The point is that if doing what is necessary to cut the deficit spending of the next 10 years by 40% is “unacceptable”, imagine what any solution given to tackle the debt will be. Paul Krugman calls the recommendations “unserious”.
Really? Is there anyone out there who doesn’t understand that there is absolutely nothing “unserious” about the problems we face or the fact that to solve them drastic spending cuts are necessary? Krugman is apparently incensed that the recommendations involve 75% spending cuts and 25% tax increases (the tax increases are essentially the elimination of deductions, the lowering of taxes across the board and the broadening of the tax base).
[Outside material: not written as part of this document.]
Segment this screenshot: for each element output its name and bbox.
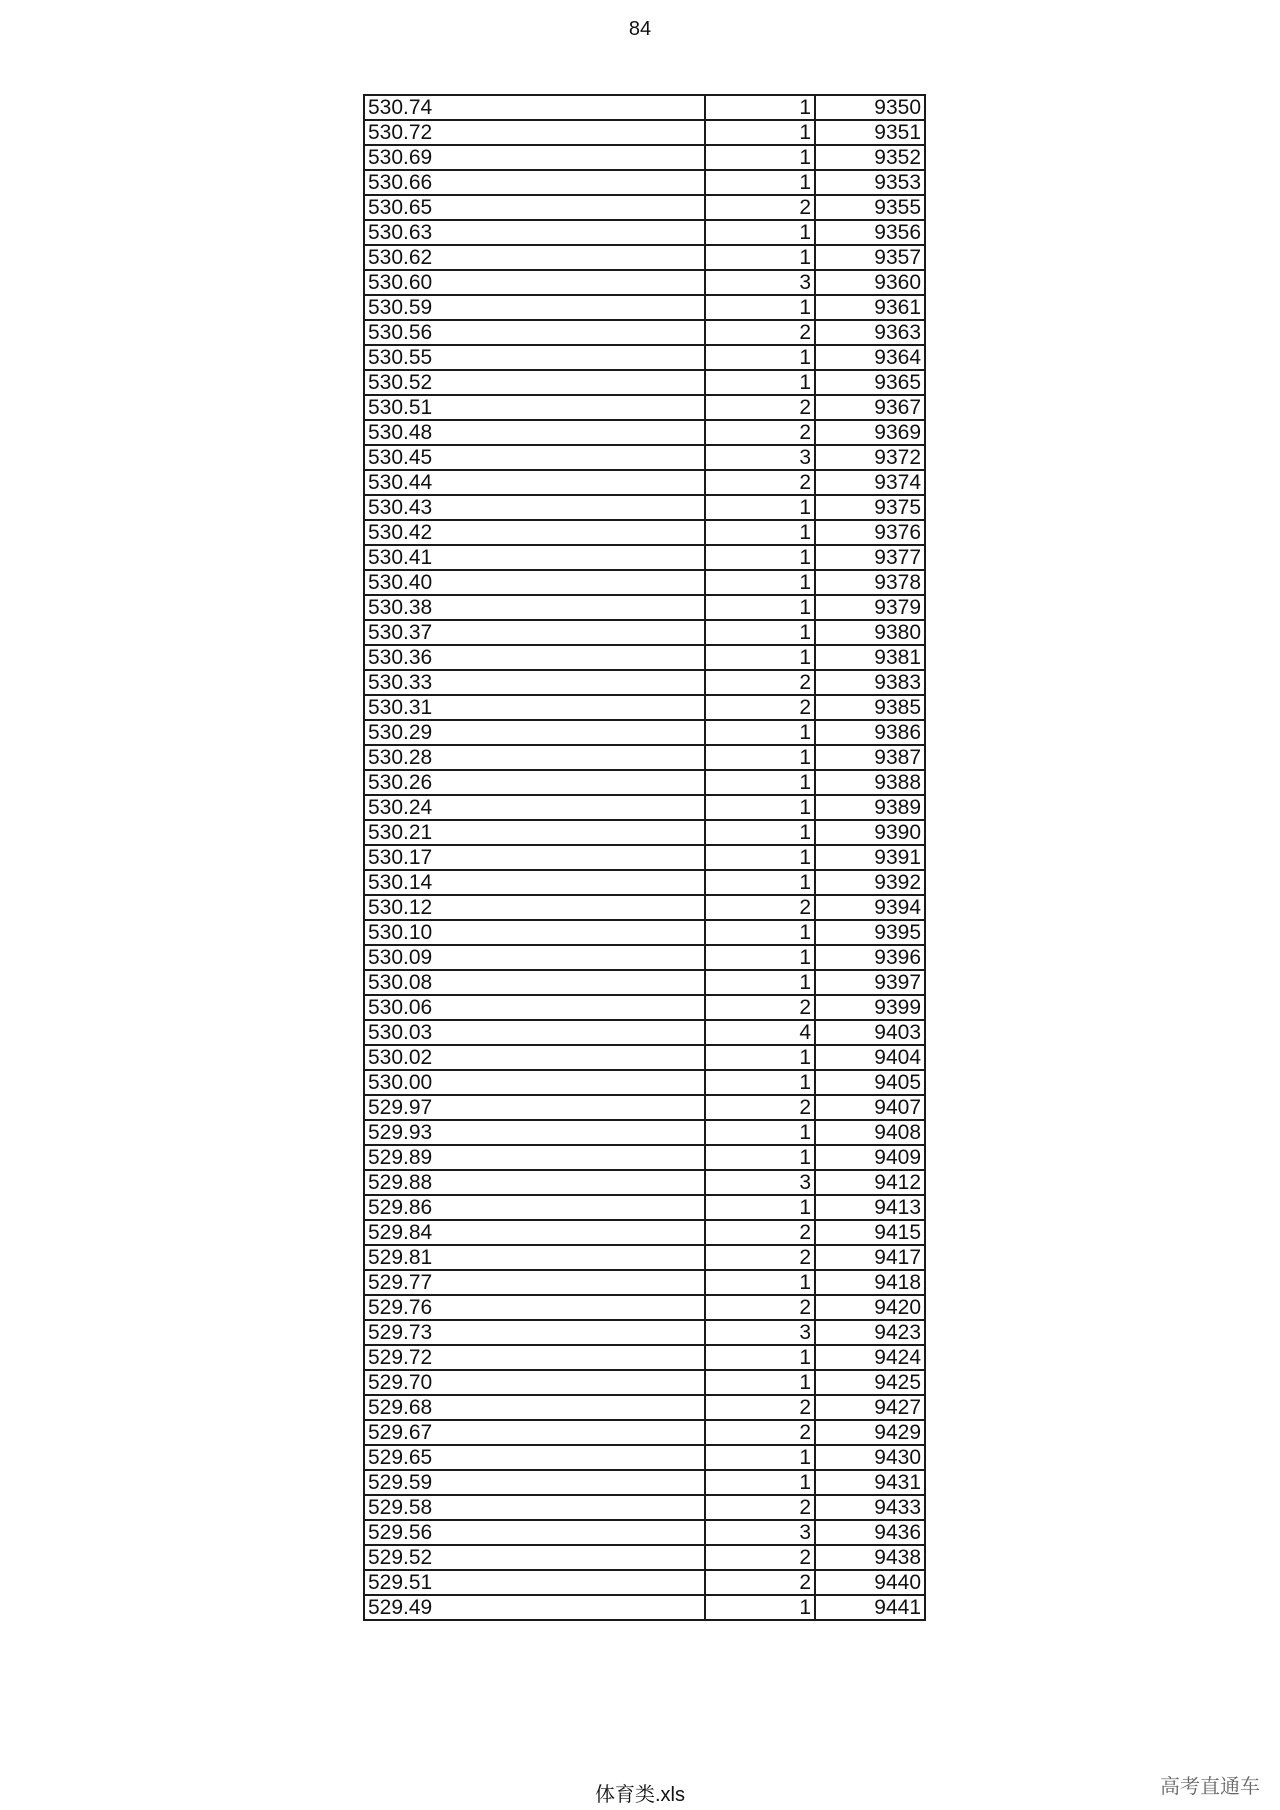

But how in the world do you stop deficit spending if you don’t drastically cut spending itself?
The commission chairs recommend cuts or changes is all areas – entitlements, defense, non-discretionary spending, discretionary spending. Some thing sure not to please anyone. For instance, they recommend raising the retirement age on Social Security for future retirees, as well as cutting benefit increases. In defense, their goal is 100 billion in cuts. As I’ve said before, defense cuts can be made and should. Just so it is fat and not muscle that goes.
The plan is harsh medicine for the minority that believe that government is the answer to everything. And, as you’ll see (just watch) they will fight these recommendations tooth and nail. Republicans, on the other hand, have reacted cautiously. I’m not sure why. They’ve talked about cuts in spending and simplifying the tax code for years. Here’s a commission talking about both and recommending they be done.
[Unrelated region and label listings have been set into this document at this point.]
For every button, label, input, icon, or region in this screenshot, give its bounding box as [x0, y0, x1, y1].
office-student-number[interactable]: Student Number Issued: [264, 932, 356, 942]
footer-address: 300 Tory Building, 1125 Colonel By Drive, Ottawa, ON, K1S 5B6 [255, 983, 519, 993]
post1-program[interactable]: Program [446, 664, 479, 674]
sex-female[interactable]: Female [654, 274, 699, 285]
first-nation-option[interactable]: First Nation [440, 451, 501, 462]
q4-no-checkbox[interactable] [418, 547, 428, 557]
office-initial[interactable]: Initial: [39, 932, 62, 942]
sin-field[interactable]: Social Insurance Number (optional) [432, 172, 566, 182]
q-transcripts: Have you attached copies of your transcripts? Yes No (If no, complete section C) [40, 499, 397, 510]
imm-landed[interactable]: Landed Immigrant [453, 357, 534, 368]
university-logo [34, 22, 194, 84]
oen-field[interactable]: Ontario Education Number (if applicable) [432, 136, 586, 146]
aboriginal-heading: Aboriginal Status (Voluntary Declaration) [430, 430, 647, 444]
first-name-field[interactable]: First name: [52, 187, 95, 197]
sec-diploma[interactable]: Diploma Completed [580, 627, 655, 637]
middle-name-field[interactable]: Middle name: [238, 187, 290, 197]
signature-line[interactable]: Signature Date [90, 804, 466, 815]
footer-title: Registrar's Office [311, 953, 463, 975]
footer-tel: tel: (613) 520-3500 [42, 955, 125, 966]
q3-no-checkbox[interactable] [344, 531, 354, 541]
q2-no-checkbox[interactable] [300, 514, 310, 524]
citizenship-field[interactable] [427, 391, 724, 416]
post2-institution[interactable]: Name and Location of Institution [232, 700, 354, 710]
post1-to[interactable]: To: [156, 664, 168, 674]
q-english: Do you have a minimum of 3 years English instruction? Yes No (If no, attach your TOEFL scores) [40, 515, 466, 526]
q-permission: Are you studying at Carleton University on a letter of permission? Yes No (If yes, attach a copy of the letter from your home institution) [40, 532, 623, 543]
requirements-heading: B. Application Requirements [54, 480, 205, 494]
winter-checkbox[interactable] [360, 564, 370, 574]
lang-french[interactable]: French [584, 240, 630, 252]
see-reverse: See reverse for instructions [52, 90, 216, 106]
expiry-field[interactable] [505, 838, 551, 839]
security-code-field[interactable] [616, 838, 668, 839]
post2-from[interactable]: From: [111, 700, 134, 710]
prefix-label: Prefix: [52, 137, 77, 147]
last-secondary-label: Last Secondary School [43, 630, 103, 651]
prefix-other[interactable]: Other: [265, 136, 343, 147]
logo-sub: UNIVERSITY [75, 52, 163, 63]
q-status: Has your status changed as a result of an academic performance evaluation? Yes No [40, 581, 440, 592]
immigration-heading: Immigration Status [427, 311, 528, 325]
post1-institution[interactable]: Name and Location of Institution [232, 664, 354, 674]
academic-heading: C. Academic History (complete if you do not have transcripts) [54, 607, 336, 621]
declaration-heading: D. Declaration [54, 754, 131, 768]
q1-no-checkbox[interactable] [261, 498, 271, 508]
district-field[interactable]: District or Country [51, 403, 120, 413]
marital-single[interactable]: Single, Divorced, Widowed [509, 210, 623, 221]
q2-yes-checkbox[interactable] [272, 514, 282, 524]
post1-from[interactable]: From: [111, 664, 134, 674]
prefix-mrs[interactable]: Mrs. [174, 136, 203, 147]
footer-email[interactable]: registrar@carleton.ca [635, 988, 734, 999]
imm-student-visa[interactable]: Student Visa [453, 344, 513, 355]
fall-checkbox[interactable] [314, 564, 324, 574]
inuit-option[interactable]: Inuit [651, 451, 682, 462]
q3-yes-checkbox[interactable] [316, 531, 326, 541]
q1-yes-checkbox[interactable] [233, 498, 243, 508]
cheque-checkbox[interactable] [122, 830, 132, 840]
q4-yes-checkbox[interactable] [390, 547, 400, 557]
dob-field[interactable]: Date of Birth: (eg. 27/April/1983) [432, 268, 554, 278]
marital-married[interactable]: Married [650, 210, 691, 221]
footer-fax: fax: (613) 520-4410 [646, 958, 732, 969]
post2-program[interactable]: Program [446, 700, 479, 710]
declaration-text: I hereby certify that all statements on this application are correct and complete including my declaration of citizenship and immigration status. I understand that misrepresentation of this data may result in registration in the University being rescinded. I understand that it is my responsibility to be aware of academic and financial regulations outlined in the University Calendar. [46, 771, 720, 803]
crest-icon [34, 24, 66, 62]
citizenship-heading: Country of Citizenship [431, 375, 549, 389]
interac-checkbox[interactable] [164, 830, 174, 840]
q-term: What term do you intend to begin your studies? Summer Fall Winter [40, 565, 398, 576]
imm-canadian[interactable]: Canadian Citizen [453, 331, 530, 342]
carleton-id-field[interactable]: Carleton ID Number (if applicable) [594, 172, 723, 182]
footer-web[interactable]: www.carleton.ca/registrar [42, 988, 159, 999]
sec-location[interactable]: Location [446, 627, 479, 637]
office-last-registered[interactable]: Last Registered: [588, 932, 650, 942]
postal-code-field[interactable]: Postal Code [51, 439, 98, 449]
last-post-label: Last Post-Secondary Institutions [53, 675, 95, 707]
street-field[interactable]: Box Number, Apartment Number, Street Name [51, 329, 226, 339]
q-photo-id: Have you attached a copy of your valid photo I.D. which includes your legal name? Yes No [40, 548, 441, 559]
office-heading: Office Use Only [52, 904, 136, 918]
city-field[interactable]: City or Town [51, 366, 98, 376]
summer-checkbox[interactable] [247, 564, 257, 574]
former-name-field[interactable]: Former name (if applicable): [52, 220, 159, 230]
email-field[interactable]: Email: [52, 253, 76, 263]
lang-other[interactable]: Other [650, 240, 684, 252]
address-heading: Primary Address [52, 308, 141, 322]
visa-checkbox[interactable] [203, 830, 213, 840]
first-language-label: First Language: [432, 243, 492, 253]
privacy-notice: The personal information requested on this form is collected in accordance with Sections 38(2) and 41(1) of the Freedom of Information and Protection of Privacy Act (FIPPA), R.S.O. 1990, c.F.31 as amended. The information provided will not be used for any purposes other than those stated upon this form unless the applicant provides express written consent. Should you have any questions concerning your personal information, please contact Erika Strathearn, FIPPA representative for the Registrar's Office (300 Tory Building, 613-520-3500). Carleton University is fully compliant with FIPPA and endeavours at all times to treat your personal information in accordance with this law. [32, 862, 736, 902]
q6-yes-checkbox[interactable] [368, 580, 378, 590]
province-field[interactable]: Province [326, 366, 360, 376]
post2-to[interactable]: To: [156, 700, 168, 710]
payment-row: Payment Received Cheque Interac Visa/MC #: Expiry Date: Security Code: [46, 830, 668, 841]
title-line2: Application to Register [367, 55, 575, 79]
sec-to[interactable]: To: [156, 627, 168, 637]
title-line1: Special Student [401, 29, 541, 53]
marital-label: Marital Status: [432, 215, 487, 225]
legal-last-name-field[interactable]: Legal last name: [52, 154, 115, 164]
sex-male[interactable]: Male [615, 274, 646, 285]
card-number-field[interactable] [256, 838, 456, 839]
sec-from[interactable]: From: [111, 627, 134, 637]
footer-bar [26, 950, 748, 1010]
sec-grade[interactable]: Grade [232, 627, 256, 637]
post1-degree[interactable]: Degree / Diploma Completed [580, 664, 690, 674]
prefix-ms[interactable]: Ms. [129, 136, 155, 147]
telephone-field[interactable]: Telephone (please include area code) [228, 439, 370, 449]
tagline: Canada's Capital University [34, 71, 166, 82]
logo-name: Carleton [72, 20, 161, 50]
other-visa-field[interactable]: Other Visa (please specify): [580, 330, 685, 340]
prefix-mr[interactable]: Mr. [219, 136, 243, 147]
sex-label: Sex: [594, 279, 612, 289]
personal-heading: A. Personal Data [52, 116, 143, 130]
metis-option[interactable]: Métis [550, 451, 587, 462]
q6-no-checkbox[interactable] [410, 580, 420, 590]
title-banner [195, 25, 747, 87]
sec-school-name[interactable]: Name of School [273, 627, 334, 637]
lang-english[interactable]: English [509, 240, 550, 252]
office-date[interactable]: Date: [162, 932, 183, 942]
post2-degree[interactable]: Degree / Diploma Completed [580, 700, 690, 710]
Politics, fingers in the wind, and ideology begin to emerge. What the chairmen have done is taken the discussion from a nebulous “we’d like to see spending cuts” to “put up or shut up” with specific recommendations.
It is going to be instructive to see how both parties and the president react. It is the latter, in particular, I’m interested in watching:
Mr. Obama created the commission last February in the hope it would provide political cover for bold action against deficits in 2011. His stance now, in the wake of his party’s drubbing, will go a long way toward telling whether he tacks to the political center — by embracing such proposals — or shifts to the left and leaves them on a shelf.
Anyone – who votes for “leaves them on the shelf?”